Argentina 2, Day 33 – home schooling


 

Let’s just say that my experiences in the last month have given me a new-found respect for parents who home-school their children. I know people make that decision for all sorts of reasons, some of which are much more intellectually or morally inspired than ours. We simply took the easy way out: we knew how hard it would be to find a handicapped-accessible school that was willing to entertain the idea of having a physically-disabled 8th grader, and we didn’t even try. And we were right: the school that Eric and Julia attend could not have handled Emily’s needs, from bathrooms with stalls into which her walker could not have entered to high-school curriculum with little flexibility for a non-Spanish speaker. And their school is one of the most friendly and accommodating ones. 

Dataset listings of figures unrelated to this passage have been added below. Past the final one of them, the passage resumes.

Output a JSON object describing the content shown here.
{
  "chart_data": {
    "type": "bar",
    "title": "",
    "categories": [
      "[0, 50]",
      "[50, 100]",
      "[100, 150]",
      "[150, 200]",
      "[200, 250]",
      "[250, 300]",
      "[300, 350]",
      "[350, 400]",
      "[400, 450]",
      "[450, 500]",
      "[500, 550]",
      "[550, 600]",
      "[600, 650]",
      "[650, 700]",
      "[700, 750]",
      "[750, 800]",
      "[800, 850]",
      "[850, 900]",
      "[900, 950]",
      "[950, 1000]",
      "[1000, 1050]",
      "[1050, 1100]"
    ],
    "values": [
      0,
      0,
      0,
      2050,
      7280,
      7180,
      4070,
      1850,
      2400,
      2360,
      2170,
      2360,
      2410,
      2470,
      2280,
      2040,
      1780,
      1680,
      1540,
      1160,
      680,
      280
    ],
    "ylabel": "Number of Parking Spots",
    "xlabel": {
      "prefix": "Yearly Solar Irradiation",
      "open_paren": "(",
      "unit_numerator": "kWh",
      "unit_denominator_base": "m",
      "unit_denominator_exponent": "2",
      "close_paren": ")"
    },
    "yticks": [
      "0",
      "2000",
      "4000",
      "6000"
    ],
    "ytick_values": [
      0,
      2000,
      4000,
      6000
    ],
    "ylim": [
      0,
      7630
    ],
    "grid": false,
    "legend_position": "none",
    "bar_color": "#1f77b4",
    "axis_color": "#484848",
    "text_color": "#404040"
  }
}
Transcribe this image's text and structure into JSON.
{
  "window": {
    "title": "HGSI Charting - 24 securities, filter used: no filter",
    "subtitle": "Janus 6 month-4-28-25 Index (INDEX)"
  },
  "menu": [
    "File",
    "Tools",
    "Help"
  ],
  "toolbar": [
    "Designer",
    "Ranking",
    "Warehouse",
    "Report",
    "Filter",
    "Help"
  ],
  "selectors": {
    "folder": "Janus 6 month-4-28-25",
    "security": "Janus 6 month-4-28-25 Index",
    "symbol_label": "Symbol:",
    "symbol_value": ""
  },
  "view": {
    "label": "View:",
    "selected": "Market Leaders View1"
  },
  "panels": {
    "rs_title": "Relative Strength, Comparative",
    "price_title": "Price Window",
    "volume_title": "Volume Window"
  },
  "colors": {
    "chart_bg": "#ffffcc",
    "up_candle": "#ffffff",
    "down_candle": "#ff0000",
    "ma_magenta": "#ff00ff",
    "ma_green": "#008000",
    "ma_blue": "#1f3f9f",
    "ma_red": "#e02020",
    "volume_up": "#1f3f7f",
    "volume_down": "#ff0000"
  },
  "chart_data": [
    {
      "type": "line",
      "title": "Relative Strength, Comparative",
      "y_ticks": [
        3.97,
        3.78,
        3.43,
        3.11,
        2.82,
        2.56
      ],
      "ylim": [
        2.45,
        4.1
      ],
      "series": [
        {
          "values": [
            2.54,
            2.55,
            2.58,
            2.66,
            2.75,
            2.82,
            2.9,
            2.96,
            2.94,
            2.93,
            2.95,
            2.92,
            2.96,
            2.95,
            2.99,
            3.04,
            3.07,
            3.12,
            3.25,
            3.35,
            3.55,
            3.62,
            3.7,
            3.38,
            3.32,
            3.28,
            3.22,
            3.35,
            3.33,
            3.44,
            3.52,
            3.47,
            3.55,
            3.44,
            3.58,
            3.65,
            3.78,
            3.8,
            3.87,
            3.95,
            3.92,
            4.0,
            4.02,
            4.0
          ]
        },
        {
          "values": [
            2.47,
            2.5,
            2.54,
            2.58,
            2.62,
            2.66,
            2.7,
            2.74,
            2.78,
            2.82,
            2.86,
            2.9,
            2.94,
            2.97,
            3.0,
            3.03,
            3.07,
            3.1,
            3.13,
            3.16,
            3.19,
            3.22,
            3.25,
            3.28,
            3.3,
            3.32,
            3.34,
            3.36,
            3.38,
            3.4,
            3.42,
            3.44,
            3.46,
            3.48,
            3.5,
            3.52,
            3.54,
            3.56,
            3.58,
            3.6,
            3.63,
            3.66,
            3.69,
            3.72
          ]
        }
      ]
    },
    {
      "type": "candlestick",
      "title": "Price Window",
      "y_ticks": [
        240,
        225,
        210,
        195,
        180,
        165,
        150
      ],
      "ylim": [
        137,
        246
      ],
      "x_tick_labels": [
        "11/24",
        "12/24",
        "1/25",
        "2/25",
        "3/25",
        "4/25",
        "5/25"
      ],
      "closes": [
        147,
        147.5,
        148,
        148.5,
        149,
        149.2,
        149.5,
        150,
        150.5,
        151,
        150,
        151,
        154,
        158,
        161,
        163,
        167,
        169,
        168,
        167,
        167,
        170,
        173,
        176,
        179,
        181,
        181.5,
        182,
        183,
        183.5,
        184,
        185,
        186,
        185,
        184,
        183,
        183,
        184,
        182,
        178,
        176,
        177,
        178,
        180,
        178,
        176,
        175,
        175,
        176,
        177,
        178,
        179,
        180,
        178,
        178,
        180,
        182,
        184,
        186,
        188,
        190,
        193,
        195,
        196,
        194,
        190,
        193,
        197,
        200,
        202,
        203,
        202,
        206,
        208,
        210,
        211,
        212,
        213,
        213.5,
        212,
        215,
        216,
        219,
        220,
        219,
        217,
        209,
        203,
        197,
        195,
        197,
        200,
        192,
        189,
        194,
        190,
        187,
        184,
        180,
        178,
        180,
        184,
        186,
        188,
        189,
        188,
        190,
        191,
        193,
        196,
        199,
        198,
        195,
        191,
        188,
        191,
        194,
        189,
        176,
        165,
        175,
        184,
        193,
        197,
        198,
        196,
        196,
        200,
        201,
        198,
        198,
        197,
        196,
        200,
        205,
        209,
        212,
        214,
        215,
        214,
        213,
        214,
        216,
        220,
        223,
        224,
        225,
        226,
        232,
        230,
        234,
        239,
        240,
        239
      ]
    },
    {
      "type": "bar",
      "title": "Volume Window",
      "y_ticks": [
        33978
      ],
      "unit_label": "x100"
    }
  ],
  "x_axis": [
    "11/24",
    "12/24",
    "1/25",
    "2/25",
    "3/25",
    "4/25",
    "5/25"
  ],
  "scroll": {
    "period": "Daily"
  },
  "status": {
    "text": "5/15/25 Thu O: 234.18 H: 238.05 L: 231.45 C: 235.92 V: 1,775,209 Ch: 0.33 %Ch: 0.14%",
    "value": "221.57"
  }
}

So Emily’s part of the RISE program, which stands for Redlands Independent Study Experience, or something like that. Each week she receives an assignment sheet detailing her tasks to be completed, and at noon each Monday spends up to an hour talking (via Skype) to a teacher who works within the RISE program (as she’s doing in this photo). Usually students participate in RISE for shorter terms (like being out for medical reasons for a few weeks) and are still local (so physically meet with their teacher once/week). Our biggest hurdles have been figuring out how to convert her written work to digital form for ease of e-mailing, since we have no easy access to a scanner. Many things she types onto her own laptop, but if it’s something that’s handwritten, such as workbook pages or tests that she’s completed, I take a picture (.jpg) of it with our digital camera, download that image to my own laptop, clean it up in Photoshop (resize, make sure it’s bright enough, etc.), convert it to a .pdf, combine all the .pdfs into one document, and email to California. It’s been taking 1-2 hours/day to manage it all (these conversions, plus answering questions, listening to all of the “discuss with your parents” topics, and communicating with California). When she returns to school on June 2, Emily immediately returns to her normal 8th grade classroom and will take her year-end final exams. And on that same day I will write a little note to the State of California thanking them for having public schools to which I can direct my tax dollars and send my children so I don’t have to home-school them anymore. Plus a gift from Argentina to Emily’s very nice and accomodating teacher in Redlands who’s never had to spend so much time figuring out trans-continental communication before!